Lagu dari Betawi memang jenaka. Enak didengar dengan irama musik Gamang Kromong. Lirik lagunya juga tersusun apik dan mudah dihafal karena kata-kata yang digunakan sering terdengar dalam dialek sehari-hari.
Tapi tidak dengan Jabrik bin Gondrong, anak Betawi pinggiran dari Kampung Gondrong. "Lagu" si Jabrik sehari-hari membuat 'enek' empok-empok dari Kampung Cipondoh. Para santri di Pondok Pesantren Daarul Quran, asuhan Ustaz Jam'an Nurkhatib Mansur atau yang populer dipanggil KH Mansyur, juga mengaku 'sebel' dengan kelakuan itu anak.
Anak itu "belagunya" kelewatan. Belum 'kena batunya aja'. Warga di Kampung Gondrong juga yakin suatu saat si Jabrik bakal ketangkap polisi karena kelakuannya bikin marah orang sekitar.
"Gimana nggak marah, bawa motor ugal-ugalan dan suara dari kenalpotnya nyaring banget," ungkap Mpok Imah.
"Lagunya" saja sehari-hari bikin 'sebel'. Kalau diajak jadi biduan, bisa bubar kumpulan orang yang menyaksikan tampilan Jabrik.
Soal lagu Betawi dan "lagunya" Jabrik, Mpok Imah punya selera sendiri. Ia paling tidak suka anak muda banyak "lagu", belagu dan berperilaku buruk.
Namun soal lagu Betawi, dalam satu obrolan, ia blak-blakan menyebut bahwa lagu-lagu Betawi bikin kangen. Enak didengar, bikin hati senang karena ada humornya. Jenaka lagi.
Ini salah satu contohnya;
NANGKE LANDE Chord - BENYAMIN SUEB
"Kalo kite omongin lebih teges, udah kaya' mati segan hidup nggak mau, gitu keadaannya sekarang," kata Imah sambil mengangkat jari telunjuknya ke atas.

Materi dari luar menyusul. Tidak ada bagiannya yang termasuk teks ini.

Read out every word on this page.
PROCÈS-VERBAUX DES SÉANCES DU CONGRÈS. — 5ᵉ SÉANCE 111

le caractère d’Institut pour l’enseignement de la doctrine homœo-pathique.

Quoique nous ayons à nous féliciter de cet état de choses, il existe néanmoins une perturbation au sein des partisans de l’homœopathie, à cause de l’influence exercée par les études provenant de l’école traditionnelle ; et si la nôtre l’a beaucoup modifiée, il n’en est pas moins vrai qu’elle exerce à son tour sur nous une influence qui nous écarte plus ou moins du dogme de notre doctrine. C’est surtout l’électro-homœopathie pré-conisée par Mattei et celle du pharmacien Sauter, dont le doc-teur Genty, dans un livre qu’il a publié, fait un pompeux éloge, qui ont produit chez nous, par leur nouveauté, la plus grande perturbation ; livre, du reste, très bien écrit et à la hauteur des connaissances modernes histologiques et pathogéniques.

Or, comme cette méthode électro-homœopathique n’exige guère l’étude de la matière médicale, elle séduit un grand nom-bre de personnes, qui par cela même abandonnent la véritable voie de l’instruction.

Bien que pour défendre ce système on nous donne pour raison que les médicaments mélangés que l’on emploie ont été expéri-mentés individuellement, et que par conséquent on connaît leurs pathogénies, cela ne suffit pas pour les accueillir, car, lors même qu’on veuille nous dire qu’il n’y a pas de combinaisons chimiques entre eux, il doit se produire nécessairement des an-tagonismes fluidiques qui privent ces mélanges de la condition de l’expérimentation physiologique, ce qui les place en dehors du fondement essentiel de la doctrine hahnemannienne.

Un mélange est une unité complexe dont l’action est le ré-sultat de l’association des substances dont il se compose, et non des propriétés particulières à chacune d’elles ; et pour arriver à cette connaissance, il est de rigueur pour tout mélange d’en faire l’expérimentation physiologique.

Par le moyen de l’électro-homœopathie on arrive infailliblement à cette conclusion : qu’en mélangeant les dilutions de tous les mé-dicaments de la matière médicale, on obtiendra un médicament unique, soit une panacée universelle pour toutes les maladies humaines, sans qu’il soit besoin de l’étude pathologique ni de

Setelah Benyamin Sueb wafat, memang betul lagu-lagu dari Betawi seperti "bendera putih berkibar di tiang". Menyerah pada keadaan. Padahal, siapa pun warga Jakarta akan cepat bangkit ingatannya jika disebut bait lagu "Nangke Blande diencot-encot jande", atau "Kompor Mleduk," yang dinyayikan si pelawak dan aktor; Benyamin.